Predictably, the proverbial shit hit the fan when that interview was translated to English and got picked up by English-language sites. The backlash threatened to cut off a possible second Anthony Joshua windfall for Garcia.

So, Garcia did what so many boxing people would do in the same situation. He covered his ass and claimed to be misquoted.

“I talked to a Spanish [site] that I know, so I gave them an interview. But from Spanish translated to English, they make it seem like ‘Robert is talking shit’ pretty much,” Garcia told ESNEWS after he started getting some blowback from the Izquierdazo interview. 

“But, no, I would never say that about my fighters. I’ve never done it before, and I never will. Plus, Anthony was fighting a great fight.

“The headline is, ‘Robert says Anthony mentally beat himself’ but I never said that. I said that Usyk after being hurt really bad in the ninth he came in the tenth like that never happened, he came strong which you’ve got to applaud that. So that’s not saying ‘oh Anthony was beat mentally’.

“We see that stuff from haters. But if you see it from reports, ‘Breaking news’ and shit like that, then that kind of bothers you because there are people out there who might be a part of the team that actually do believe it. That actually think that it is true.

“Words in Spanish translated to English, it’s a big difference, but it’s the way it is. It bothers a little, but it’s not the end…If something like that happens and the fighter believes that and doesn’t want to get the real story, then that’s his problem too. If they read that, ‘Is this what I’m reading? Is it true?’ No.

“It’s actually a good story, but translated to English the way people do, they make it seem like I’m talking bad [about Joshua].”

Despite native Spanish speakers confirming that the translated quotes were accurate and despite  Izquierdazo’s affirmation that they got the words and meaning correct, Garcia held firm that he hadn’t really said what he said. 

And now, almost seven months later, Garcia admits that he, indeed, said what he said.

“Just because I was his trainer doesn’t mean I’m gonna lie about [his performance],” Garcia told iD Boxing in a recent video interview. “I wasn’t the only one that said that. Then he should be mad and he should be frustrated with the whole world because mostly everybody said the same thing...

“So there was a lot to be said by so many boxing people, so many boxing experts, because I’m not the only one that said that. And then what happened after the fight when he grabbed the mic and all that, I think that was a lot of frustration. I think that had to do with maybe knowing that you were so close and you let it go.

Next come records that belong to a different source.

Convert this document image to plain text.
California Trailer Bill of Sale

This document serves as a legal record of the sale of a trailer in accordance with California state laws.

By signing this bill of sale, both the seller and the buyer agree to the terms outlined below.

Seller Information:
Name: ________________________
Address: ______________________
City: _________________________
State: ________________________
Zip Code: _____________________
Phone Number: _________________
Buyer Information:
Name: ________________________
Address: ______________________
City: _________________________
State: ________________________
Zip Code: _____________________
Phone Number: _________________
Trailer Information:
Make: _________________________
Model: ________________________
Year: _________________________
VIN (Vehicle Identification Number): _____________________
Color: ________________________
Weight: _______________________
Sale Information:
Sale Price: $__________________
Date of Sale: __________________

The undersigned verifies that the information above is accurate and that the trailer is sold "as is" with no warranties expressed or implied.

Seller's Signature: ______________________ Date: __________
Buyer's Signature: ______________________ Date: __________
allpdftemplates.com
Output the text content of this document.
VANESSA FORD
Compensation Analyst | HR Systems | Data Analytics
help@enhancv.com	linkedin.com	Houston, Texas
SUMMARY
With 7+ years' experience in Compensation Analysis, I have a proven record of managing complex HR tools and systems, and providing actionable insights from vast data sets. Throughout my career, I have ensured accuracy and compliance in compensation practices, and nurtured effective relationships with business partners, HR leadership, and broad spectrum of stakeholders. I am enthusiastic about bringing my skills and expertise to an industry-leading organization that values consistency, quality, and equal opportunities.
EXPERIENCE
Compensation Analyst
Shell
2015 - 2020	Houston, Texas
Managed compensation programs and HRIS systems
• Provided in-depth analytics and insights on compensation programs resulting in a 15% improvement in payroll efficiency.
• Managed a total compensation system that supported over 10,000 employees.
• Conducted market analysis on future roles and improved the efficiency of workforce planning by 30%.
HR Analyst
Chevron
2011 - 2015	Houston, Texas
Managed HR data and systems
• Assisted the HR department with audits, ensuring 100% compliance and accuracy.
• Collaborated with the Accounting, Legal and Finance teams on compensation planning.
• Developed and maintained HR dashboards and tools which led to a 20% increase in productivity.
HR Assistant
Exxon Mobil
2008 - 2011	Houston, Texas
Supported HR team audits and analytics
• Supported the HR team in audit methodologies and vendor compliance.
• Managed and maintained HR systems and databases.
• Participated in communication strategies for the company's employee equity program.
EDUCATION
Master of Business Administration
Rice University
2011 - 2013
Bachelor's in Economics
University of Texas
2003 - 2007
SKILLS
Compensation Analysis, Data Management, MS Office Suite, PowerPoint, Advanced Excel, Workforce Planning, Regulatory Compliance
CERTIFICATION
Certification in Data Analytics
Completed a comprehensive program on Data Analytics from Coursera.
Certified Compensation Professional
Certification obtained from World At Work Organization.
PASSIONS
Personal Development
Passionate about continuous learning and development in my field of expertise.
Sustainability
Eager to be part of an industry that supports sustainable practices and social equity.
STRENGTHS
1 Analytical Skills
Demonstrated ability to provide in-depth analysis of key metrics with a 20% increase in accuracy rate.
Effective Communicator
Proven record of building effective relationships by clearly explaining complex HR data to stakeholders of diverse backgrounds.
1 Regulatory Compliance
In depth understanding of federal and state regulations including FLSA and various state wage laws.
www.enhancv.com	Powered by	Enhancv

Maybe a little bit of embarrassment because that reaction wasn’t the right reaction that a fighter normally takes.

“If they're [Team Joshua] frustrated or they're a little mad for maybe something that I said about his performance or about his mind...mental things...well, I was just being honest and trying to say the truth. If that's the reason they're frustrated, well, there's nothing I can do.”

So, why harp on Garcia, who IS one of the good guys, when there’s so much other (bigger) bullshit to deal with in boxing and its media? 

Because the truth matters.

Lord knows the boxing media needs and deserves figurative (and maybe literal) kicks in the ass, violently and frequently. But, in this case, they didn’t get it wrong. Garcia hanging these people out to dry, making them the subject of scorn, just because the words he spoke came back to bite him on the ass and threaten future paydays, is flat-out wrong.